Une nouvelle diplomatie favorable au Kremlin

« Je pense que [ Vladimir Poutine et moi ] nous nous entendrons très bien ! » affirme Donald Trump. Le principal intéressé tempère : « La Russie travaille avec tout président élu par les Américains, quel qu’il soit. »

Première main tendue : la reconnaissance de l’annexion illégale de la Crimée. Aujourd’hui, seuls quatre pays des Nations Unies considèrent la Crimée comme un territoire russe. Une inflexion dans la politique menée en Ukraine est aussi envisageable. Donald Trump a fait modifier une proposition de la plateforme électorale de son parti. Plutôt que de fournir des « armes défensives » aux Ukrainiens pro-Europe et opposés à Moscou, c’est une « aide appropriée » qui sera proposée.
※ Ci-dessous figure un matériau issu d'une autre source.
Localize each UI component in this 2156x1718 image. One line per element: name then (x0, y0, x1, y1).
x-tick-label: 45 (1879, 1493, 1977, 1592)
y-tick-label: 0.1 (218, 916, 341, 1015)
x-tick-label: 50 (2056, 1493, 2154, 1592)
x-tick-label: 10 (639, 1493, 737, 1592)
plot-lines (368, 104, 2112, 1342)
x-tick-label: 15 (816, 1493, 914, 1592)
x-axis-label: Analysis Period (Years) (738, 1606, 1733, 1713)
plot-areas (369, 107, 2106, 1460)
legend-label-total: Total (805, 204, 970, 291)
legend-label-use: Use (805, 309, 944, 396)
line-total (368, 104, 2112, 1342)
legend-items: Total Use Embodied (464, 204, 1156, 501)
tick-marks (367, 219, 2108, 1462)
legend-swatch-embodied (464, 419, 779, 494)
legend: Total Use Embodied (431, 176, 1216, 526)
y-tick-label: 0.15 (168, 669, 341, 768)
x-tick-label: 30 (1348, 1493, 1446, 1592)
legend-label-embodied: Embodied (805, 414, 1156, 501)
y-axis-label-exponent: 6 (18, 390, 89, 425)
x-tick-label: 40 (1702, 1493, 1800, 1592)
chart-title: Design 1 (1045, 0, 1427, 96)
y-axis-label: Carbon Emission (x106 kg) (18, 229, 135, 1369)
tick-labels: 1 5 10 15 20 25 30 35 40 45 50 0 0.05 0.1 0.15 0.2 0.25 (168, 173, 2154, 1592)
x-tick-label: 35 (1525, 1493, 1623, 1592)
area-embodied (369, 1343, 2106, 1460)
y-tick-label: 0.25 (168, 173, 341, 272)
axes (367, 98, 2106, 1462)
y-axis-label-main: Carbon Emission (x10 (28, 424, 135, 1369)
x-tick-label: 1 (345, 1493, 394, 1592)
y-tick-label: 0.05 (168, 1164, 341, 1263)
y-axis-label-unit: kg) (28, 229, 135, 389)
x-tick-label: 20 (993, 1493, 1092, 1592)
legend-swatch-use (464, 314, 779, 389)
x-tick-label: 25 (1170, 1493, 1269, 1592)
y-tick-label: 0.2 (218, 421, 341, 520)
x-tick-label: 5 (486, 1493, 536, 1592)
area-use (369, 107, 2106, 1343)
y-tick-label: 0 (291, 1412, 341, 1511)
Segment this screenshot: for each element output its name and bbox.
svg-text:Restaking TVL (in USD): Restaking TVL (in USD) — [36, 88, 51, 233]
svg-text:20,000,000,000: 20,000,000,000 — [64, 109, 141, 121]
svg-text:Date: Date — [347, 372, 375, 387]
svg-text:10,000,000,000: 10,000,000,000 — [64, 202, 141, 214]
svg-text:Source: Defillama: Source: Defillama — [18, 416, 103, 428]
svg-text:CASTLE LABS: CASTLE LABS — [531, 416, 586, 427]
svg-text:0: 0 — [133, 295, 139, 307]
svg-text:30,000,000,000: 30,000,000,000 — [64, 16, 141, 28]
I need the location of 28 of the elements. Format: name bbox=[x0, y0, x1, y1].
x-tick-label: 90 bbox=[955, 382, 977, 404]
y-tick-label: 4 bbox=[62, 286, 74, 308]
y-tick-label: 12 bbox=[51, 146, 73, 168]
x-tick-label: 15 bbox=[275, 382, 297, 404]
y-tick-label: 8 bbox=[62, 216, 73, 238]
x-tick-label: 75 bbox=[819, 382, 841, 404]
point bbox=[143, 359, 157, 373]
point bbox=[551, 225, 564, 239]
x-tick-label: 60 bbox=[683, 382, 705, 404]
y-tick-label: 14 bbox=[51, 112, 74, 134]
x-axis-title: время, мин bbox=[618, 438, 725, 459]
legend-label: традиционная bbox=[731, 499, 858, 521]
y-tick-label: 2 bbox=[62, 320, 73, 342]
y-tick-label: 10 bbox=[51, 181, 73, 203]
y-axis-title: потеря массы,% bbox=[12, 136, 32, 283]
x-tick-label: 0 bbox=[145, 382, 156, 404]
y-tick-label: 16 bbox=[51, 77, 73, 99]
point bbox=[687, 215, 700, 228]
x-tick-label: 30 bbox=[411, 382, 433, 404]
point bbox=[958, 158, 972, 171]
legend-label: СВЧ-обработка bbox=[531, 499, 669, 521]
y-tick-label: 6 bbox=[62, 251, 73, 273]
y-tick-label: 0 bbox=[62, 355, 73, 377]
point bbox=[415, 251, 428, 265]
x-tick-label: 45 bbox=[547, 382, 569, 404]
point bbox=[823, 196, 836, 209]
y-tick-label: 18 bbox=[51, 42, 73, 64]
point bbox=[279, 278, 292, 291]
L’aversion que porte le républicain à l’OTAN est commune aux deux hommes politiques. Vladimir Poutine considère la puissance comme contraire à aux intérêts de son pays. Si Donald Trump met en place une politique non-interventionniste, comme annoncé, il laisserait alors la porte ouverte à la Russie en Europe de l’Est. Un projet qui inquiète l’Union Européenne, et amène les dirigeants à repenser leur stratégie de défense.